Monday, May 28, 2012

That time I wiped out in public carrying 5,000 books.

Man, I've been seriously slacking on blogging.  Whooooopsiedoo.  Anyway.

Every year, Memorial Day is a huge event at the Demars household, but probably not for the reason you'd think...  Memorial Day marks the official beginning of yard-sale season.  And you know me-- I friggin' LOVE other people's old junk.  In previous years, we'd cruise around for hours stopping at sale after sale. One year, my stupid parents made other plans during the prime yard-saling hours and I remember sulking around being pissy and making life difficult because I was so upset about missing the beginning of the season.  Obviously, yard saling is not something to be joked about.  IT'S SERIOUS.  It's practically an art.

Unfortunately, this weekend was a bit different-- I had to work and didn't get around to doing the yard sale rounds.  Sad times in Caney land.  BUT, the one redeeming factor in missing the prime sales is finding the free piles the day after.  

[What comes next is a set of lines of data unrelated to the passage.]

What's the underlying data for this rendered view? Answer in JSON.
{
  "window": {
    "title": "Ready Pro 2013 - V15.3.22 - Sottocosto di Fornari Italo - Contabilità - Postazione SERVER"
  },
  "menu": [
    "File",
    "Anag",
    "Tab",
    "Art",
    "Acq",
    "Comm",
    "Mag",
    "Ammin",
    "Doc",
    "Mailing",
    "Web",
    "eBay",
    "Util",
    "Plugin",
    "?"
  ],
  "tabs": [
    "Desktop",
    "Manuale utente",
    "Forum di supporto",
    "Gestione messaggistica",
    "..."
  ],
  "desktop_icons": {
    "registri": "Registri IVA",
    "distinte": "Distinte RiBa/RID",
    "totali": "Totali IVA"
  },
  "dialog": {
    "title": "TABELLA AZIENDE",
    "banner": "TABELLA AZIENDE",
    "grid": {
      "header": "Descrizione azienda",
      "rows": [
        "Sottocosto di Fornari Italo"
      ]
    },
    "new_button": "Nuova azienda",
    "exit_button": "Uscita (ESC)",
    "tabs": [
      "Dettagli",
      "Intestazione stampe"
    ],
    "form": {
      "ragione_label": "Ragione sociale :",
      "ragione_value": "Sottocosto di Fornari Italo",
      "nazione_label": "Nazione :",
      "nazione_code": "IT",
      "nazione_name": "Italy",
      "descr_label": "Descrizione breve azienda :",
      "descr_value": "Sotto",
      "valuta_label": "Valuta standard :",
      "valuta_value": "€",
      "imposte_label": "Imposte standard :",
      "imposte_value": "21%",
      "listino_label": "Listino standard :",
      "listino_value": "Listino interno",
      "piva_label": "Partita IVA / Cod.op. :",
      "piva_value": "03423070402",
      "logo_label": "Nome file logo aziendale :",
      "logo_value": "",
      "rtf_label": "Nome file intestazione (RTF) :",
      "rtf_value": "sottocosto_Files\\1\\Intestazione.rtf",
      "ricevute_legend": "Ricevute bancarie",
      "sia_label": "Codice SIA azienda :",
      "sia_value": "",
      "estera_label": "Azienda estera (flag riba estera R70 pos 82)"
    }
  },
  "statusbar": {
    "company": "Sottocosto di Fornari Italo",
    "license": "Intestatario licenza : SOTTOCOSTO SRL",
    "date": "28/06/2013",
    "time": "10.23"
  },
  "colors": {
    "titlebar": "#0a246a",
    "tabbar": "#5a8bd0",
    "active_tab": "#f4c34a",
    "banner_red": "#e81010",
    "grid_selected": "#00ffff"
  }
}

I was taking a walk, lost in my own little world of sidewalks and dodging stray cats when all of a sudden I came across a HUMONGO blanket full of books.  A ton of them were of the crappy chick lit genre I'm so addicted to, but I did pick up quite a few others as well.  The pile was only about a quarter mile from my house, thank goodness, because there is NO WAY I could've carried that stack further.  I started on my way, only to wipe out and drop everything.  I don't think anyone saw it, but there were probably a bunch of elderly people peeking out from behind their curtains laughing.  That happened not once, but twice on the five minute walk back.  No shame.

It was worth it, though.  I'd fall down in public any day for a stack o' new reading material.